As you know, TANF was massively over-funded because of the caseload fall. We always hear these claims that massive new childcare funding is needed; but many people who are eligible don't need it and don't claim it. They make informal childcare arrangements. Because they're often not claimed, that suggests to me that supply is adequate and funding is adequate.

CUF: Did W2 require those generous benefits to be effective? Did they help in terms of results?

LM: Yes. It's hard to prove this, but Wisconsin had vastly the greatest percentage caseload fall for an urban state. In an Urban Institute study of 13 states called “Assessing the New Federalism,” Wisconsin had the highest work levels for low-income parents and the lowest child poverty rates. Those numbers are a reflection both of their severe work enforcement and their generous benefits.

W2 is a virtually European welfare state in terms of benefits, but everything is conditioned on employment. All the states are doing this to some degree, but none as extremely as Wisconsin. And you see the payoff. They have the least skilled people working, people who are barely employable. They've obtained a greater change in quality of life in Milwaukee than any other city subject to reform. You can't prove this vigorously, but the anecdotal data is there.

CUF: So would it make sense to adapt this approach—-very generous benefits combined with strict enforcement-—to the nation at large? Is it affordable?

LM: The payoff in lower caseload is enough to finance most of it. The real limits are in the political and administrative capacity of government.

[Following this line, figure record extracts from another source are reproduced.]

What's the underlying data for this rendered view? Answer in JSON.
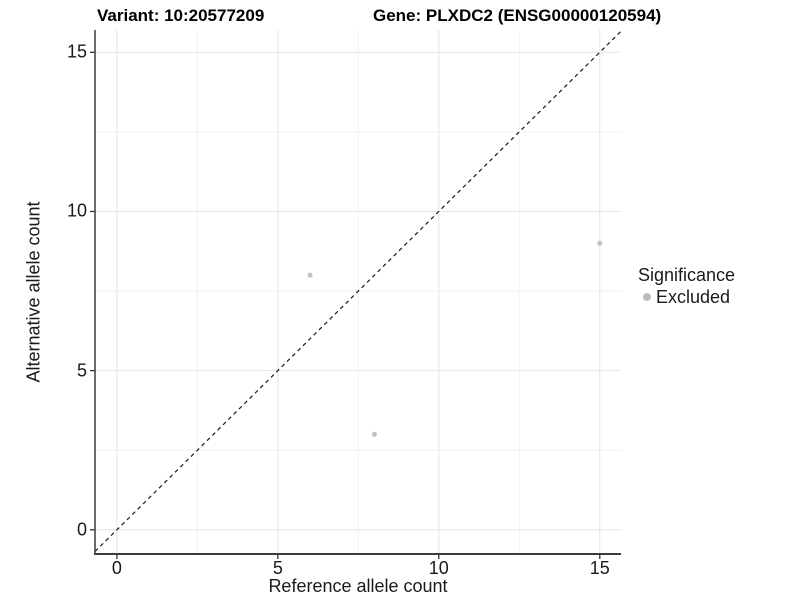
{
  "chart_data": {
    "type": "scatter",
    "title_left": "Variant: 10:20577209",
    "title_right": "Gene: PLXDC2 (ENSG00000120594)",
    "xlabel": "Reference allele count",
    "ylabel": "Alternative allele count",
    "xlim": [
      -0.68,
      15.66
    ],
    "ylim": [
      -0.76,
      15.7
    ],
    "x_ticks": [
      0,
      5,
      10,
      15
    ],
    "y_ticks": [
      0,
      5,
      10,
      15
    ],
    "x_minor_ticks": [
      2.5,
      7.5,
      12.5
    ],
    "y_minor_ticks": [
      2.5,
      7.5,
      12.5
    ],
    "grid": true,
    "identity_line": {
      "style": "dashed",
      "slope": 1,
      "intercept": 0,
      "color": "#1a1a1a"
    },
    "series": [
      {
        "name": "Excluded",
        "color": "#c2c2c2",
        "point_radius": 2.5,
        "points": [
          {
            "x": 6,
            "y": 8
          },
          {
            "x": 8,
            "y": 3
          },
          {
            "x": 15,
            "y": 9
          }
        ]
      }
    ],
    "legend": {
      "title": "Significance",
      "position": "right",
      "items": [
        {
          "label": "Excluded",
          "color": "#bdbdbd"
        }
      ]
    }
  },
  "colors": {
    "grid_major": "#e4e4e4",
    "grid_minor": "#f2f2f2",
    "axis_line": "#3c3c3c",
    "tick_mark": "#333333",
    "text": "#1a1a1a"
  }
}
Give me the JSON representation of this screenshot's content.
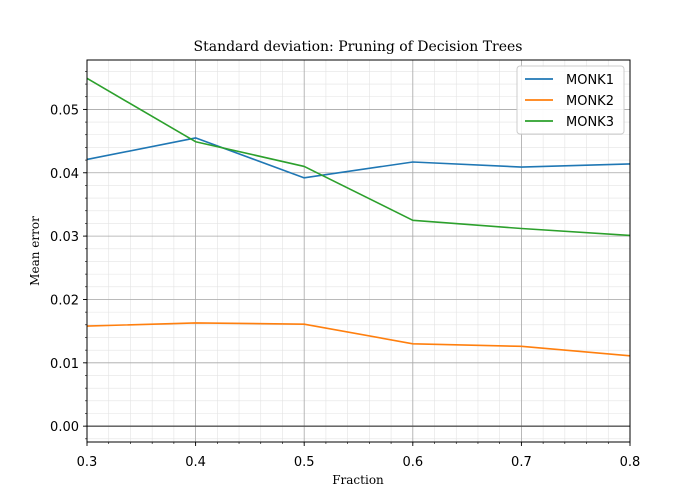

You need to have political agreement about what is going to be expected, and the administrative capacity to carry it out. Wisconsin had both of those things. They had a bipartisan concordat on welfare issues in the state legislature, going back to the mid-1980s. There was strong support for serious work tests; there were some disagreements on allowing training and education, but much narrower than in a place like New York.

Wisconsin also had very gifted administrators at the state and local level. They have bureaucrats that other states would kill for. In New York, you have not only much more divided politics, but also a weaker bureaucracy. New York isn't the worst state, by any means-—it's amply funded—-but the professionalism and commitment to quality isn't as high. In Wisconsin, some officials took the lead in reforming counties; you don't see that in New York. Governmental quality is the hidden element there.

CUF: And Congress can't fix that in any reform or new legislation.

LM: Not as such, but there are other things Washington does-—funding automated systems, setting performance measures for welfare-—that can improve bureaucratic performance. Those have existed in various welfare regimes up to the present. The performance measures require states to put out to get federal funds. I would argue that over time this pushes states to perform better in welfare.

In my new book, I evaluate different state performances on welfare reform. If you know what measures to look at, you can rate the states in terms of how they’ve performed on TANF. You can see that “good government” states like Wisconsin are in the lead, the big urban states like New York are in the middle somewhere, and the southern states are at the bottom, with weaker administrative regimes and less professional government systems. That sets a limit on what you can do. There is progress, however, and I don't think the situation is cast in concrete.

My rating of New York is that its major problems are political. In most senses, New York has not even enacted welfare reform-—Albany passed all the issues to the county level in 1997, and that's why New York City has been the major scene of action over the last five to six years.

Next only to his police reforms, Giuliani's leading achievement was welfare reform. But the system is not decisively changed. It could go backwards, unlike, say, Milwaukee where the change is irreversible.